When people work together to achieve goals, everyone is invested in the same result. Allowing employees to get rewarded for hitting restaurant goals, such as a speed of service time, customer satisfaction rating, revenue goal, or even showing up to work on time does more than simply give them a carrot on a stick. It can make the team more confident, give them more pride in their work, and ultimately keep them happy for longer. Happier employees are proven to stay longer than unhappy ones, will be more productive, and even help drive recruitment efforts.

“People crave recognition and wins, and Onaroll allows them to feel that satisfaction daily without anything slipping through the cracks,” Ginsberg said. “Shift work jobs typically ‘reset’ every day. However, with us, each day builds on the last, creating more purpose and excitement for team members.”

Make Sure Staff Members Are Being Paid Fairly

Base pay has become a point of contention for both employers and employees amid the “Fight for $15” that has sparked strikes and protests across the country in recent years. Despite what seems like a major gulf between the two factions, several brands have been able to pay their employees well, reduce turnover, and lead the industry by example.

Chick-fil-A has grown into one of the largest brands in the United States because of its friendly employees, quick service, and great atmosphere. However, behind all that is an environment that fosters confidence and rewards its employees for going above and beyond. According to the chicken concept’s website, employees are often paid above minimum wage, provided leadership training and opportunities, and even scholarships to help team members attended college.

Despite what seems like massive investment in their employees, Chick-fil-A has one of the lowest employee turnover rates in the quick-service restaurant industry. In 2019, the company experienced only 60% turnover compared to about 130% for the industry at large.

The Future of Employment

As with most industries impacted by COVID-19, restaurant concepts will bounce back and employees will eventually return to work. When they do come back, keeping them engaged and excited about the work they’re doing will go a long way toward reducing turnover and developing the next generation of managers, operators, and franchisees.

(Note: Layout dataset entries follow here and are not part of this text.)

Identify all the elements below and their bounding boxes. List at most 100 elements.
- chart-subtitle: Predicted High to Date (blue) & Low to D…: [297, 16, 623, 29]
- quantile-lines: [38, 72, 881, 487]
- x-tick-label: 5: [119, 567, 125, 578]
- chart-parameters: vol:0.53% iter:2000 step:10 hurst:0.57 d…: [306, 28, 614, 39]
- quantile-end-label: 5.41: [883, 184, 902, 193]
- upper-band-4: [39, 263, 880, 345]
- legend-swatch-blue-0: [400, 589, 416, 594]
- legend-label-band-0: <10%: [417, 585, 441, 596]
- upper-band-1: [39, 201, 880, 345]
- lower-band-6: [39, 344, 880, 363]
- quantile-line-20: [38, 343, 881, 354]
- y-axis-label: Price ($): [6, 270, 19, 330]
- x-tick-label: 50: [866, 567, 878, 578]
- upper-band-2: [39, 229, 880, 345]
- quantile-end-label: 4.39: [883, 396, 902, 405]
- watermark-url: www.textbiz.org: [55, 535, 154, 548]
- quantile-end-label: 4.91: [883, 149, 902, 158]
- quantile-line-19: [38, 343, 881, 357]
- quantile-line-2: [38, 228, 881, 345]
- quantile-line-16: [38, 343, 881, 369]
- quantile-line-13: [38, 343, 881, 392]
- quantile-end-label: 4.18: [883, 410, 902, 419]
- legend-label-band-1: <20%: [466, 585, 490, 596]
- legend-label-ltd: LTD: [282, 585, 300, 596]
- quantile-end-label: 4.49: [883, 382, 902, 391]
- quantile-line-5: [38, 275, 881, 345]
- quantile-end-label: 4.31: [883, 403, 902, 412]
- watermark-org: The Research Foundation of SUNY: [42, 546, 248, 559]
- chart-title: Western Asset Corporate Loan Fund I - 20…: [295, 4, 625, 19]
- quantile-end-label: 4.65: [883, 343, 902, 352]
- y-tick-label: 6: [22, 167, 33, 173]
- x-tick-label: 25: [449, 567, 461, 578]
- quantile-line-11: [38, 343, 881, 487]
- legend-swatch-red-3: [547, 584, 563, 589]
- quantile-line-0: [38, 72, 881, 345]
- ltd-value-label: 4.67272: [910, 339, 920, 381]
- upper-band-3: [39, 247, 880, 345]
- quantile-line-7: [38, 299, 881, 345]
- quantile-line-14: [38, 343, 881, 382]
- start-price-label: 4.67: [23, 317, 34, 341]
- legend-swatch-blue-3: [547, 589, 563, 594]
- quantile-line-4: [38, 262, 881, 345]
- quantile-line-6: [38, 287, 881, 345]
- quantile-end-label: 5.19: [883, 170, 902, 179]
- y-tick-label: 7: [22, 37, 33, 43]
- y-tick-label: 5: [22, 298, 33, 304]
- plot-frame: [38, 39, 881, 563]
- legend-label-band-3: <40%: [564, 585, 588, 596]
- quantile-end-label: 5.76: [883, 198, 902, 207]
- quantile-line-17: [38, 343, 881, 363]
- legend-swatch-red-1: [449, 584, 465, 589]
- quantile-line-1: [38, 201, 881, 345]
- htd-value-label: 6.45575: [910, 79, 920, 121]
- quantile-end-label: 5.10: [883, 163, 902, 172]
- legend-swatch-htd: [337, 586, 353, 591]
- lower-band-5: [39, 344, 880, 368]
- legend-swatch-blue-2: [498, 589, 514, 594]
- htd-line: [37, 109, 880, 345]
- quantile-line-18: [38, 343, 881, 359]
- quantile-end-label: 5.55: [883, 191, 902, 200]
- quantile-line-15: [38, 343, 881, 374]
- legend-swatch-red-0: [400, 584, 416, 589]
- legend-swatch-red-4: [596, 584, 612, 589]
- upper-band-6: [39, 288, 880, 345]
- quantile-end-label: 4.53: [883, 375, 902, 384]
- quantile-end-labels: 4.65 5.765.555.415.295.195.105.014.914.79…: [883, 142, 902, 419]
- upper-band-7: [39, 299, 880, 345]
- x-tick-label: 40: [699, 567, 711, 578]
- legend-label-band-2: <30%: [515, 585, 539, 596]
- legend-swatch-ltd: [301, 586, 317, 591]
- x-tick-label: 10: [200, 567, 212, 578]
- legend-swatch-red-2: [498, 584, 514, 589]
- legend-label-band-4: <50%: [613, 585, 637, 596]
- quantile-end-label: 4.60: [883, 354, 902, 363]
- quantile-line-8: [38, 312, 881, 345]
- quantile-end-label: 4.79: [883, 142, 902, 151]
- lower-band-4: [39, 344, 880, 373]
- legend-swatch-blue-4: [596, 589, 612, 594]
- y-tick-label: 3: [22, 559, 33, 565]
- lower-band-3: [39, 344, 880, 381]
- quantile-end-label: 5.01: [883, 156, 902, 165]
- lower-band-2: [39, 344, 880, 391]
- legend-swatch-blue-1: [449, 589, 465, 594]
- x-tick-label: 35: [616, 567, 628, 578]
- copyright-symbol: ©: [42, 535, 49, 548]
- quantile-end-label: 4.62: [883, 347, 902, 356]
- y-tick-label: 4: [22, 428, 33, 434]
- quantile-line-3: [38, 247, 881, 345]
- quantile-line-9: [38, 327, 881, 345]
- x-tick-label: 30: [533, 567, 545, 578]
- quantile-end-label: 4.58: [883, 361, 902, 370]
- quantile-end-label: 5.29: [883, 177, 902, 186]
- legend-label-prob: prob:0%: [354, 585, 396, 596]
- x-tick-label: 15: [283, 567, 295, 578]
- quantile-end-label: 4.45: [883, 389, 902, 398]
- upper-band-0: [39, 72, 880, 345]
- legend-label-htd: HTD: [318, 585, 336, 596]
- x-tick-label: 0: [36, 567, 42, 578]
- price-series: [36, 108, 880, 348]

In the meantime, the servers, cooks, and fast-food workers who show up each day for a paycheck can still be engaged with – and will need to be – if we expect to reduce restaurant turnover to a more acceptable level. The brands that have taken employee morale and productivity to heart are the same ones who have succeeded and thrived, even with the difficult environment.

As Jack Welch, the former CEO of General Electric, once said, “There are only three measurements that tell you nearly everything you need to know about your organization’s overall performance: employee engagement, customer satisfaction, and cash flow. It goes without saying that no company, small or large, can win over the long run without energized employees who believe in the mission and understand how to achieve it.”